Biohub's virtual cell effort expanded again on October 7, 2026. Reuters reported that day that Google DeepMind, Meta, and drug-discovery company Isomorphic Labs are jointly investing $300 million. Together with more than $500 million from the U.S. Department of Energy over five years, data resources coordinated by the National Institutes of Health, and the $500 million Biohub itself committed in April, total investment in the effort reaches $1.8 billion.
What the money actually buys
The Virtual Biology Initiative is not trying to fix one weak model. Its premise is that the training data itself is nowhere near sufficient. The plan is to measure how cells respond to changes across far more conditions than scientists have studied so far, organize those measurements into open datasets for AI training, and use them to build predictive virtual cell models. Much of drug development still advances by trial and error on real cells and animals, in cycles measured in years. If a model can first screen out hopeless options in a digital environment, laboratory effort can concentrate on the most promising directions. That is the return this money is meant to buy.
Who pays, and who uses the data first
The funding structure sets the rhythm of openness. Biohub, the nonprofit founded by Mark Zuckerberg and Priscilla Chan, says the data will eventually become a public resource for researchers worldwide, but commercial funders receive an embargo period: a head start to work on the data before it opens up. On the public side, the Department of Energy funds laboratory measurement, modeling, and computation, while the NIH coordinates datasets and repositories built with more than $500 million in earlier federal funding and standardizes them for AI training. In short, public money buys the data foundation, and industry money buys a time advantage.

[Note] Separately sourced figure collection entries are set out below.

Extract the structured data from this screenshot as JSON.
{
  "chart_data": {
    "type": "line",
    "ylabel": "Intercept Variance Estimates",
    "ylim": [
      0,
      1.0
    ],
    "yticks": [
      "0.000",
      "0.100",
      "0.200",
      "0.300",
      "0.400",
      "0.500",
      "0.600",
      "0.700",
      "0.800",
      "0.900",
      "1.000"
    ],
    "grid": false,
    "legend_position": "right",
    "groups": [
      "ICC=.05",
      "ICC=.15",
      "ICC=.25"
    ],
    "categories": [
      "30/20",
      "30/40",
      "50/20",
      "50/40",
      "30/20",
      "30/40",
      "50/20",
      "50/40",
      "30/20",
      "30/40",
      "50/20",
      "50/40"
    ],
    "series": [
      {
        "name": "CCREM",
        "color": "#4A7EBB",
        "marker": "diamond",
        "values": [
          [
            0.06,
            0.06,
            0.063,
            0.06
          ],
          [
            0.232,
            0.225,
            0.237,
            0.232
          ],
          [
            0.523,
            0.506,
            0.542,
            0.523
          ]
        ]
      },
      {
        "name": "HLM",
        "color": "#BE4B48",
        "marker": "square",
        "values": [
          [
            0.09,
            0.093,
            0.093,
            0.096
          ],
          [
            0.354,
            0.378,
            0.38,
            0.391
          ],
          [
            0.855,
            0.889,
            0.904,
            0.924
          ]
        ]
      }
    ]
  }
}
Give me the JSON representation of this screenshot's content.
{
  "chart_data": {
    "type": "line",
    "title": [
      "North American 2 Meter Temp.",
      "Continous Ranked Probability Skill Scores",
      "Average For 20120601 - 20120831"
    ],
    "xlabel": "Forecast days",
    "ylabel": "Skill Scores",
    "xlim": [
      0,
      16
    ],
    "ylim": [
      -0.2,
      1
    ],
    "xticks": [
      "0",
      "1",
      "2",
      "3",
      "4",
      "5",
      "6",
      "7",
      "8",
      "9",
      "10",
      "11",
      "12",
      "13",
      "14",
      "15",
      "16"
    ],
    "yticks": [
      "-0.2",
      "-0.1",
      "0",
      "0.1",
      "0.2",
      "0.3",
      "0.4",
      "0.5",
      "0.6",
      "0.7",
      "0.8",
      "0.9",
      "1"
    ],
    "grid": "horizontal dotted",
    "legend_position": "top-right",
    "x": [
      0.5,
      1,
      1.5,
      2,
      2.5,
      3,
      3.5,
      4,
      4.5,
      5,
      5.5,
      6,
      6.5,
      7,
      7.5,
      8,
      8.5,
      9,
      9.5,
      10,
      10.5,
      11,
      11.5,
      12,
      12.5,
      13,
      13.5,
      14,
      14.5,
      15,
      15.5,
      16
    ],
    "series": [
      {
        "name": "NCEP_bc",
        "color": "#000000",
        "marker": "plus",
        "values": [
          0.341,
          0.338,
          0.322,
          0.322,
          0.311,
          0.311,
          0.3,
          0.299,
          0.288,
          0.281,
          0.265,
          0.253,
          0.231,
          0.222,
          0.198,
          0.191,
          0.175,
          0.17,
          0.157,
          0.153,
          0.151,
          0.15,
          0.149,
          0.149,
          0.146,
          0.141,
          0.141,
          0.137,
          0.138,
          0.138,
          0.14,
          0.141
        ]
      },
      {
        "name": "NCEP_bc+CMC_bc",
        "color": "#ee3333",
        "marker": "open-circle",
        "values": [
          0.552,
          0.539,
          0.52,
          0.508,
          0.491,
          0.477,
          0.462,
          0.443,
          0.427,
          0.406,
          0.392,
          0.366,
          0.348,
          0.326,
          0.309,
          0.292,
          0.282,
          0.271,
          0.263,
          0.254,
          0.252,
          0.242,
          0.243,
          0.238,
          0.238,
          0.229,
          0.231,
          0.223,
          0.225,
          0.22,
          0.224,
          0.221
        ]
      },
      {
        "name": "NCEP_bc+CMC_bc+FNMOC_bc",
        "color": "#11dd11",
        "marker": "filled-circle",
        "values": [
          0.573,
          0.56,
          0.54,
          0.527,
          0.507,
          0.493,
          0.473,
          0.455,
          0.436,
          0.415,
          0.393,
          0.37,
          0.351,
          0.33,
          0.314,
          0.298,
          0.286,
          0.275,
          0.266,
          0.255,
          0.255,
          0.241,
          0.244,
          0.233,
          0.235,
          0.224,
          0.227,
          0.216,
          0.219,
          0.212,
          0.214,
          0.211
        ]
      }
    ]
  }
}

How far from helping patients
A note of caution: the virtual cell is still a direction, not a product. Cellular interactions are extraordinarily complex, and current data volumes fall orders of magnitude short of high-accuracy prediction, which is precisely why the plan spends first on data generation. Isomorphic Labs grew out of the DeepMind ecosystem and builds drug discovery on the protein structure prediction lineage of AlphaFold; its participation shows industry betting on the same logic, that predictable biological models must come before drug discovery can speed up as a whole. For general readers, the significance is not a new drug nearing market. It is that competition in AI-driven drug discovery is shifting from models to data infrastructure, and that layer is now being paid for jointly by governments, philanthropy, and tech companies.